Maybe they should pay more attention to real problems like the sycophantic nature of current LLMs causing psychosis in people and worry less about theoretical AGI.

  • Who are you to say? Why do you have such little regard for everyone in the field, both pro- and anti- AI development? Do you think they're colluding to deceive us?

    • theres billions, even trillions of dollars on the line, why not start with the assumption they have every incentive to deceive, even if unintentional (ie, deceiving themselves)

And people working on the metaverse endlessly referenced Ready Player One despite it being ludicrous fiction.

Yudkowsky is obviously read a lot by some people working in AI. That doesn't make his ideas prescient.

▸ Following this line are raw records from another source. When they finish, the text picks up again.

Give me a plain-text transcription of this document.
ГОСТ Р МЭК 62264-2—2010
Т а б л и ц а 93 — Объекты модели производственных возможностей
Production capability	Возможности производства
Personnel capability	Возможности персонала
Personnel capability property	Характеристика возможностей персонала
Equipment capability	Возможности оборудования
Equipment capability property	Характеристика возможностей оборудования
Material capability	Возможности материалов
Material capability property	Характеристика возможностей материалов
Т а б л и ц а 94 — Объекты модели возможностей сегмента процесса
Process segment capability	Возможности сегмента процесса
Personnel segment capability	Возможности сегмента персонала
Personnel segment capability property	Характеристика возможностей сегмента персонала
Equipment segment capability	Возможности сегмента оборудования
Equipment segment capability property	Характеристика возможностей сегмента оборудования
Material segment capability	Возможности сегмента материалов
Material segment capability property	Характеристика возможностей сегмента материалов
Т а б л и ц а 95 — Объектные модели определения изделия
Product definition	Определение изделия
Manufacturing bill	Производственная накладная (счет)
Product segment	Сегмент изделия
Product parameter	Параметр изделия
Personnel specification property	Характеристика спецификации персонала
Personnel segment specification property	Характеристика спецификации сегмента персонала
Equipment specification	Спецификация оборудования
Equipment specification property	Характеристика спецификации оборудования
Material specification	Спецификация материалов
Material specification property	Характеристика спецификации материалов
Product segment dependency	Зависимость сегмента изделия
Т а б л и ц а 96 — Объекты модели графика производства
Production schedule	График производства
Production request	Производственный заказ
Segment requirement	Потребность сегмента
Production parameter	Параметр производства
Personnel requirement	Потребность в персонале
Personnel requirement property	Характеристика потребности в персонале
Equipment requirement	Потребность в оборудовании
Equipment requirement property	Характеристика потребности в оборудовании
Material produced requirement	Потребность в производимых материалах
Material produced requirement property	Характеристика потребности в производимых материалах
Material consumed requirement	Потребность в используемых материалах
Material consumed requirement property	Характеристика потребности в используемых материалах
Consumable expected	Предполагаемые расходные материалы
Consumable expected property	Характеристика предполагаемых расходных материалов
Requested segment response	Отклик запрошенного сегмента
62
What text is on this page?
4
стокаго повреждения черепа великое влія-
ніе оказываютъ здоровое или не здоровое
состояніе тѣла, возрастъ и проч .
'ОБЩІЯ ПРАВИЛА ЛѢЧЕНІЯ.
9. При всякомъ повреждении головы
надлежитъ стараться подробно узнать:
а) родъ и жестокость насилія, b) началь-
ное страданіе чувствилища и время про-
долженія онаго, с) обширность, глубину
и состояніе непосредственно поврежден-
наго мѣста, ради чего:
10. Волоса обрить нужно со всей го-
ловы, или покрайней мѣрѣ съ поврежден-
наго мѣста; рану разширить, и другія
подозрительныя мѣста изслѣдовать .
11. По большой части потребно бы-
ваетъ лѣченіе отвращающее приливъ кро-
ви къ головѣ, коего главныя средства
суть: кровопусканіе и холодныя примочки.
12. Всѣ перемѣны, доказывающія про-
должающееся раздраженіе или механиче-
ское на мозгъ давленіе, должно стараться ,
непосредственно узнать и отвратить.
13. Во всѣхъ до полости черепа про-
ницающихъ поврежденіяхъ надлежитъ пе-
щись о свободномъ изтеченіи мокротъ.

  • Ready Player One was completely misread and misunderstood by people who thought they could make a lot of money with VR.

    It wasn't a homage to 70s/80s/90s nerd culture and a hopeful glimpse of what VR tech could be.

    It was a warning for people to get off their fucking phones and to work together at improving the real world, versus ignoring it and living out unrealistic fantasies inside a digital ecosystem that makes us all a bit less human.

    The whole point of the book is that VR and addictive tech is a red herring. It was deliberately misunderstood by Zuck and his ilk.

Researchers at top AI labs also have the incentive to say whatever shit it will take to get their lab funded, reason be damned.